自然と目が閉じていく。言葉は要らない。使わない。この華奢な身体が抱えた大きな想いに俺が今示せる姿勢は・・・これしかない。
俺の背中に何かが回り、前に軽く引き寄せられる。
そして俺の左頬にきめ細かくて滑らかな感触を感じる。その感触が前後にゆっくり動く。俺もそれに合わせてゆっくりと首を動かす。
「晶子・・・。」
「祐司さん・・・。」
無意識に漏らした呼びかけに、囁きが返って来る。
互いの名を呼んだだけ。だが、それだけでも本当に嬉しい。本当に愛しい。
想いが膨れ上がっていく。俺と晶子は抱き合いながら頬擦りを続ける。
どれだけ時間が経ったか分からない。
どちらが合図するわけでもなく頬擦りが終わる。左頬に感じていた感触がゆっくり離れていく。
その持ち主が、晶子が俺の真正面に来る。閉じていた目が自然に開いて正面に来た晶子の顔だけを映す。
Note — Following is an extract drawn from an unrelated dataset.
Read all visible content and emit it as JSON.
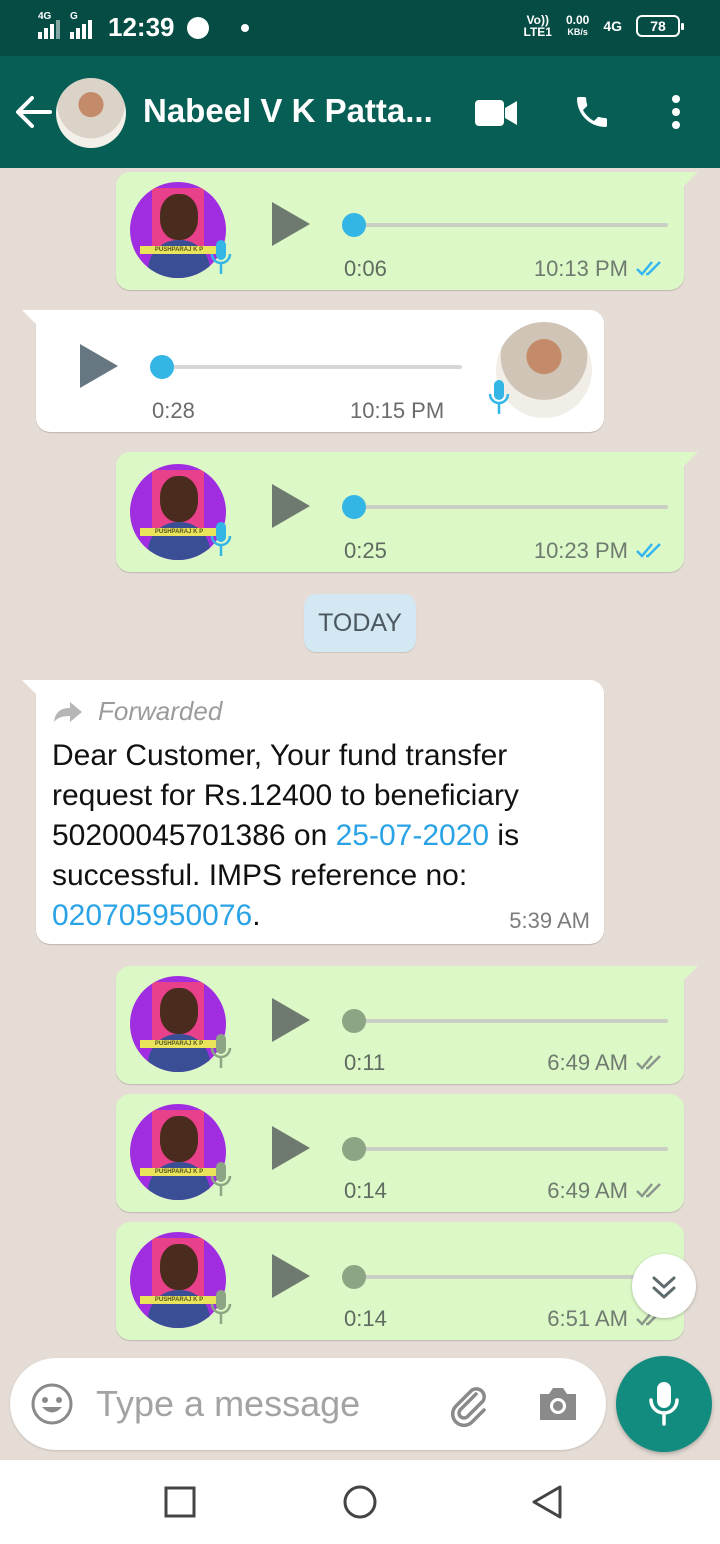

潤んだ瞳と微かに震える唇が、何を言いたいかを無言のうちに強く訴えている。
俺と晶子は目を閉じながら唇を重ねる。
時折僅かに距離を置いて、微妙に角度を変えたり押し付ける強さを変えたりする。
俺の右手がきゅっと握られる。俺は痛くないと思う程度に握り返す。
愛しい。たまらなく愛しい。それだけを思いながら啄(つい)ばむような口付けを続ける。
「愛してます・・・。」
「愛してる・・・。」
キスの合間に短いやり取りが浮かぶ。
目を開けることはない。それ以外の言葉はない。そんな必要はない。
ただ・・・キスという行為で気持ちを伝えて気持ちを感じれば良い。それだけで・・・十分だ。
「「こんばんはー!」」
俺と晶子はドアを開け放って店に駆け込む。
「おう、こんばんは。どうしたんだ?今日は。二人揃ってご出勤はまだしも、時間ギリギリじゃないか。」
「す、すみません・・・。俺が寝過ごしたもんで・・・。」
勿論これは口から出任せだ。
晶子とキスをし続け、気が付いたら本来の出発時間をとっくに過ぎてしまっていて、俺と晶子は大慌てで晶子の家を出て通勤路を全力疾走して店に到着した、と
いうのが本当のところだ。
「こんばんは。祐司君、晶子ちゃん。」
「あ、こ、こんばんは。」
「こんばんは。お、遅くなりました・・・。」
「珍しいわね。二人揃って出勤の日に二人揃って駆け込みだなんて。ま、兎に角夕食食べちゃって。今日もかなり混んでるから。」
「は、はい。」
「分かりました。」
潤子さんの言葉に従って、俺と晶子は何時もの席に腰掛ける。
荒い呼吸を無理矢理鎮めつつ客席を見る。今日もかなりの混雑だ。のんびり食べてる暇はなさそうだ。時間ギリギリだったから尚更だが。
愛しさと幸せにどっぷり浸っていた結果、とんだハプニングを生んでしまった。これも幸せのうちだろう。
今日のバイトも忙しくなりそうだ。気持ちを切り替えてひと踏ん張りしよう・・・。